Sie konnte die Sekunden zählen, die vergingen, ehe es ihnen allen dämmerte. Drei, zwei, eins …
»Wie können Sie es wagen!«, platzte Grady heraus, der aufgesprungen war. »Sie unverschämtes Geschöpf! Sie haben die Stirn …«
»Warten Sie, warten Sie …«, sagte ein anderer und legte Grady die Hand auf den Arm. »Lassen Sie uns …«
»… wagen es, dem Rat zu drohen …«
»… sie sagte, sie wisse …«
»… jemand hat ihn gestohlen …«
»… hat ihn versteckt …«
»… lassen Sie uns doch vernünftig …«
»… erlauben Sie ihr doch zu sprechen …«
Mittlerweile war der gesamte furchteinflößende Rat aufgestanden und stritt untereinander; etliche hatten sogar ihre Stimme erhoben. Aber Rue ließ den Blick unverwandt auf Christoff ruhen, der sich abseits hielt und schwieg und sie
unter gesenkten Lidern hervor musterte. Erst als jemand auf den Tisch zu hämmern begann, bewegte er sich, wie ein Raubtier, das sich aus der Beobachtung seiner Beute löst. Er schritt zum Kopf der Tafel, hob sie ohne Anstrengung in die Luft und ließ sie dann mit einem gedämpften Peng! wieder auf die Teppiche krachen. Die Papierstapel wirbelten durcheinander, und das Fass mit der Cloisonné-Tinte des Schreibers polterte zu Boden und rollte in einem Halbkreis, bis es kurz vor Rues Füßen zum Liegen kam. Mehrere der Männer sprangen erschrocken zurück.
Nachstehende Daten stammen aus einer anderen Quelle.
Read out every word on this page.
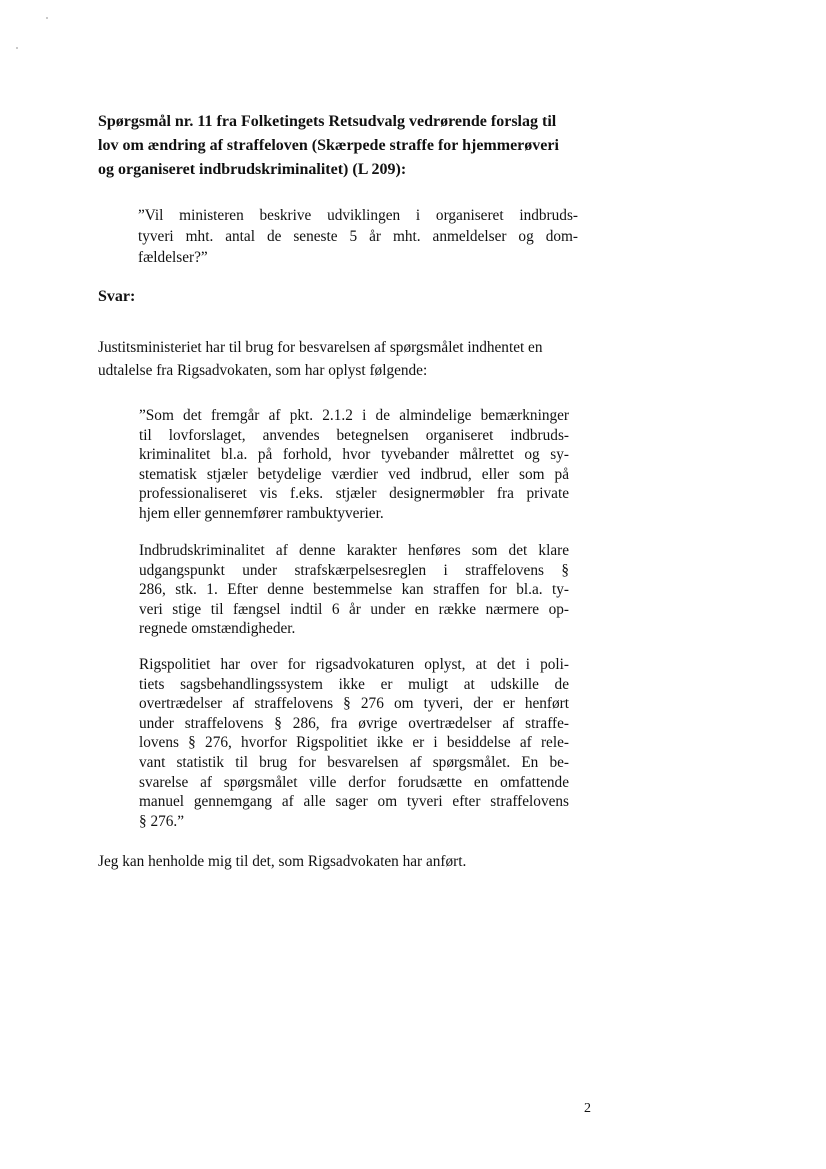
Spørgsmål nr. 11 fra Folketingets Retsudvalg vedrørende forslag til
lov om ændring af straffeloven (Skærpede straffe for hjemmerøveri
og organiseret indbrudskriminalitet) (L 209):
”Vil ministeren beskrive udviklingen i organiseret indbruds-
tyveri mht. antal de seneste 5 år mht. anmeldelser og dom-
fældelser?”
Svar:
Justitsministeriet har til brug for besvarelsen af spørgsmålet indhentet en
udtalelse fra Rigsadvokaten, som har oplyst følgende:
”Som det fremgår af pkt. 2.1.2 i de almindelige bemærkninger
til lovforslaget, anvendes betegnelsen organiseret indbruds-
kriminalitet bl.a. på forhold, hvor tyvebander målrettet og sy-
stematisk stjæler betydelige værdier ved indbrud, eller som på
professionaliseret vis f.eks. stjæler designermøbler fra private
hjem eller gennemfører rambuktyverier.
Indbrudskriminalitet af denne karakter henføres som det klare
udgangspunkt under strafskærpelsesreglen i straffelovens §
286, stk. 1. Efter denne bestemmelse kan straffen for bl.a. ty-
veri stige til fængsel indtil 6 år under en række nærmere op-
regnede omstændigheder.
Rigspolitiet har over for rigsadvokaturen oplyst, at det i poli-
tiets sagsbehandlingssystem ikke er muligt at udskille de
overtrædelser af straffelovens § 276 om tyveri, der er henført
under straffelovens § 286, fra øvrige overtrædelser af straffe-
lovens § 276, hvorfor Rigspolitiet ikke er i besiddelse af rele-
vant statistik til brug for besvarelsen af spørgsmålet. En be-
svarelse af spørgsmålet ville derfor forudsætte en omfattende
manuel gennemgang af alle sager om tyveri efter straffelovens
§ 276.”
Jeg kan henholde mig til det, som Rigsadvokaten har anført.
2
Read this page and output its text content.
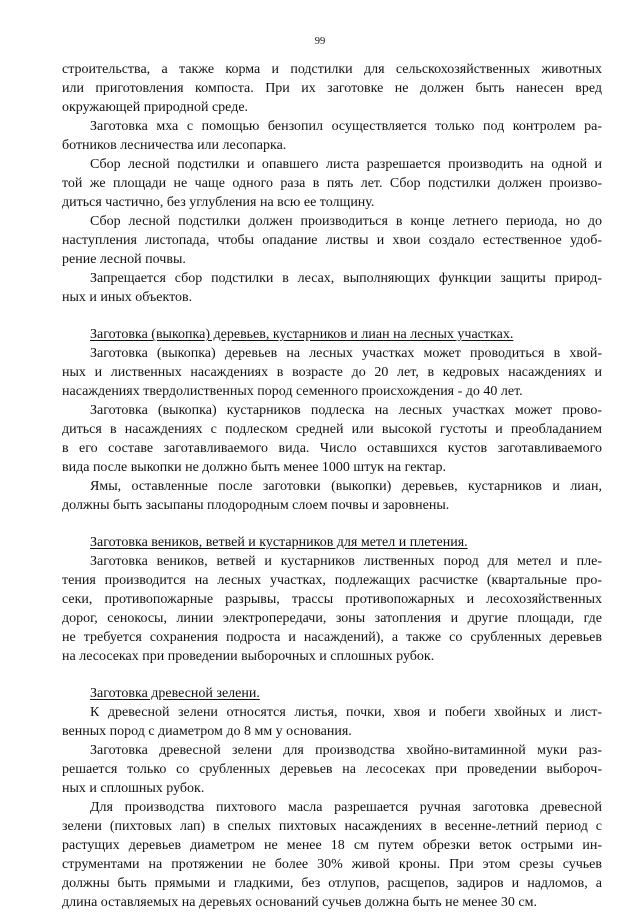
99

строительства, а также корма и подстилки для сельскохозяйственных животных
или приготовления компоста. При их заготовке не должен быть нанесен вред
окружающей природной среде.

Заготовка мха с помощью бензопил осуществляется только под контролем ра-
ботников лесничества или лесопарка.

Сбор лесной подстилки и опавшего листа разрешается производить на одной и
той же площади не чаще одного раза в пять лет. Сбор подстилки должен произво-
диться частично, без углубления на всю ее толщину.

Сбор лесной подстилки должен производиться в конце летнего периода, но до
наступления листопада, чтобы опадание листвы и хвои создало естественное удоб-
рение лесной почвы.

Запрещается сбор подстилки в лесах, выполняющих функции защиты природ-
ных и иных объектов.

Заготовка (выкопка) деревьев, кустарников и лиан на лесных участках.

Заготовка (выкопка) деревьев на лесных участках может проводиться в хвой-
ных и лиственных насаждениях в возрасте до 20 лет, в кедровых насаждениях и
насаждениях твердолиственных пород семенного происхождения - до 40 лет.

Заготовка (выкопка) кустарников подлеска на лесных участках может прово-
диться в насаждениях с подлеском средней или высокой густоты и преобладанием
в его составе заготавливаемого вида. Число оставшихся кустов заготавливаемого
вида после выкопки не должно быть менее 1000 штук на гектар.

Ямы, оставленные после заготовки (выкопки) деревьев, кустарников и лиан,
должны быть засыпаны плодородным слоем почвы и заровнены.

Заготовка веников, ветвей и кустарников для метел и плетения.

Заготовка веников, ветвей и кустарников лиственных пород для метел и пле-
тения производится на лесных участках, подлежащих расчистке (квартальные про-
секи, противопожарные разрывы, трассы противопожарных и лесохозяйственных
дорог, сенокосы, линии электропередачи, зоны затопления и другие площади, где
не требуется сохранения подроста и насаждений), а также со срубленных деревьев
на лесосеках при проведении выборочных и сплошных рубок.

Заготовка древесной зелени.

К древесной зелени относятся листья, почки, хвоя и побеги хвойных и лист-
венных пород с диаметром до 8 мм у основания.

Заготовка древесной зелени для производства хвойно-витаминной муки раз-
решается только со срубленных деревьев на лесосеках при проведении выбороч-
ных и сплошных рубок.

Для производства пихтового масла разрешается ручная заготовка древесной
зелени (пихтовых лап) в спелых пихтовых насаждениях в весенне-летний период с
растущих деревьев диаметром не менее 18 см путем обрезки веток острыми ин-
струментами на протяжении не более 30% живой кроны. При этом срезы сучьев
должны быть прямыми и гладкими, без отлупов, расщепов, задиров и надломов, а
длина оставляемых на деревьях оснований сучьев должна быть не менее 30 см.
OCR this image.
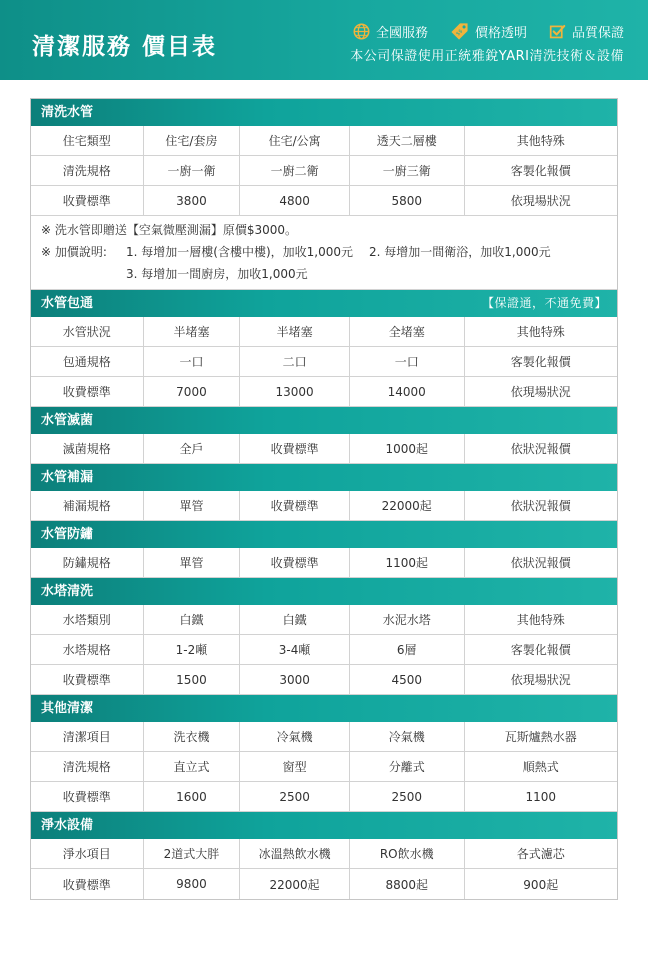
清潔服務 價目表
全國服務	$$ 價格透明	品質保證
本公司保證使用正統雅銳YARI清洗技術＆設備
清洗水管
住宅類型	住宅/套房	住宅/公寓	透天二層樓	其他特殊
清洗規格	一廚一衛	一廚二衛	一廚三衛	客製化報價
收費標準	3800	4800	5800	依現場狀況
※ 洗水管即贈送【空氣微壓測漏】原價$3000。
※ 加價說明: 1. 每增加一層樓(含樓中樓)，加收1,000元 2. 每增加一間衛浴，加收1,000元
3. 每增加一間廚房，加收1,000元
水管包通	【保證通，不通免費】
水管狀況	半堵塞	半堵塞	全堵塞	其他特殊
包通規格	一口	二口	一口	客製化報價
收費標準	7000	13000	14000	依現場狀況
水管滅菌
滅菌規格	全戶	收費標準	1000起	依狀況報價
水管補漏
補漏規格	單管	收費標準	22000起	依狀況報價
水管防鏽
防鏽規格	單管	收費標準	1100起	依狀況報價
水塔清洗
水塔類別	白鐵	白鐵	水泥水塔	其他特殊
水塔規格	1-2噸	3-4噸	6層	客製化報價
收費標準	1500	3000	4500	依現場狀況
其他清潔
清潔項目	洗衣機	冷氣機	冷氣機	瓦斯爐熱水器
清洗規格	直立式	窗型	分離式	順熱式
收費標準	1600	2500	2500	1100
淨水設備
淨水項目	2道式大胖	冰溫熱飲水機	RO飲水機	各式濾芯
收費標準	9800	22000起	8800起	900起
»Halten Sie Ihre Zungen im Zaum und lassen Sie sie sprechen.«
Der Rat verharrte wie erstarrt. Die Tinte ergoss sich aus dem Fass über den Teppich. Rue gab ihm mit dem Fuß einen Stoß, damit es weiterrollte.
»Nun?«, forderte Christoff sie höflich zum Sprechen auf.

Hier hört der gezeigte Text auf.